Jeff Friedman, cofounder of OpenAccess, a Philadelphia nonprofit dedicated to growing the tech and innovation ecosystem with a diversity, equity, and inclusion ethos, praised the BRIC as a welcome effort “to democratize resources that new businesses need to start, stay, and grow” in the city.
“Providing such resources in a more egalitarian fashion is critical to our diverse city’s economic growth, as research shows that companies in the top quartile for gender or racial/ethnic diversity are more likely to have revenues that exceed national industry medians,” Friedman said.
Ben Franklin Technology Partners’ director of strategic initiatives, Margaret Berger Bradley, described the BRIC as “a perfect modern Free Library resource.”
“If Ben Franklin first envisioned we share books, now why wouldn’t we use the Free Library to share brain trust and expertise of all sorts?” Bradley said. “Even with the rich array of business resources we have in Philadelphia, BRIC remains one where, by definition, any Philadelphian is as welcome as any other.”
At 56, Karin Copeland, former executive director of the Arts+Business Council of Greater Philadelphia and an industrial engineer by training, started a new business in October called Create X Change, an interactive business design studio. She consulted with the BRIC team as it put the finishing touches on the resources center.
“It’s an exciting time for Philadelphians. There is a much lower barrier to entry now to start a business because of the internet and iPhone,” Copeland said. “If you’ve got an iPhone and an idea, connect with the Business Resource and Innovation Center and you are well on your way to finding your audience.”

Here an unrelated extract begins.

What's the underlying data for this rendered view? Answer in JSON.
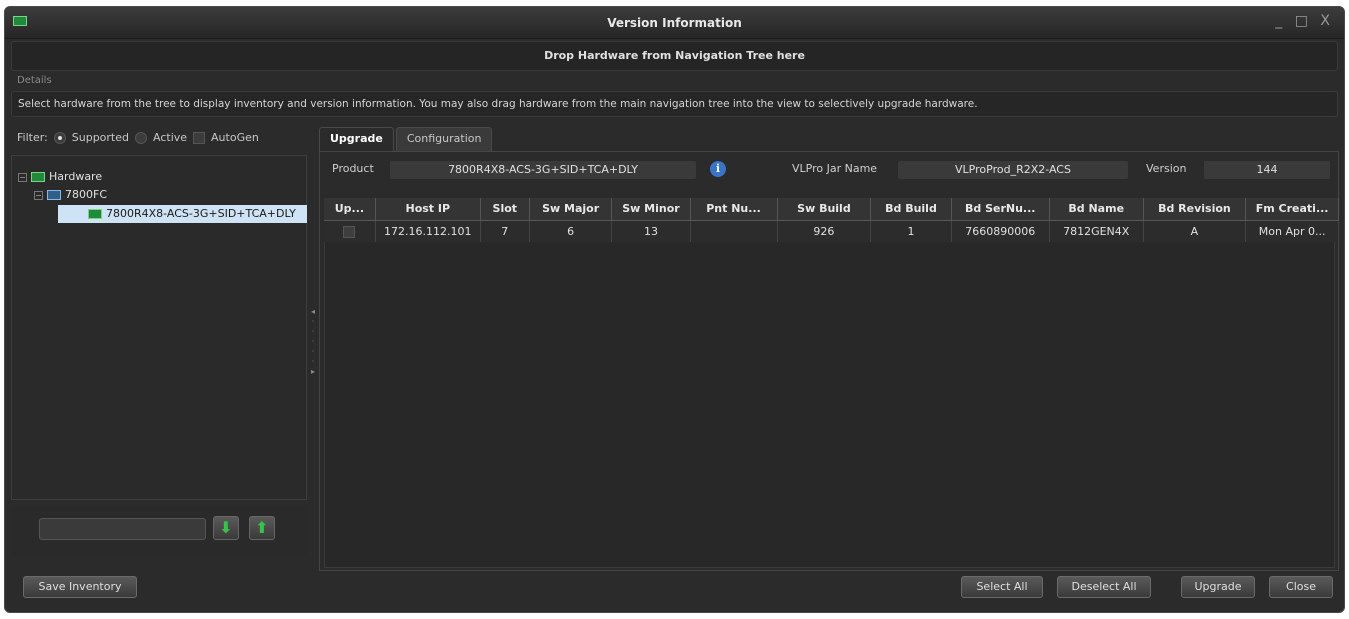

Ray said the BRIC was “inspired by” the British Library Business and IP Center, which she visited last year and learned was modeled after a previous iteration of the New York Public Library’s Science, Industry and Business Library. Unlike the Philadelphia Free Library, they are limited-access libraries, Ray said.
Use of conference rooms, classrooms, and service spaces in the BRIC will be “managed,” thus restricted to “registered” clients, Ray said. Those will be people who sign in and agree to certain “terms and conditions,” she said.
Although the BRIC represents a lot that has changed in Philadelphia’s business community over the past 10 or 15 years — including the proliferation of shared workspaces and curated resources available digitally — in a sense it’s what libraries have always been, Ray said.
“The library was the original co-working space and we’re just carrying on that tradition — but adding service to it,” Ray said.
And eliminating the “no talking” rule.
“There will be no shushing,” said Overhiser, the patent librarian.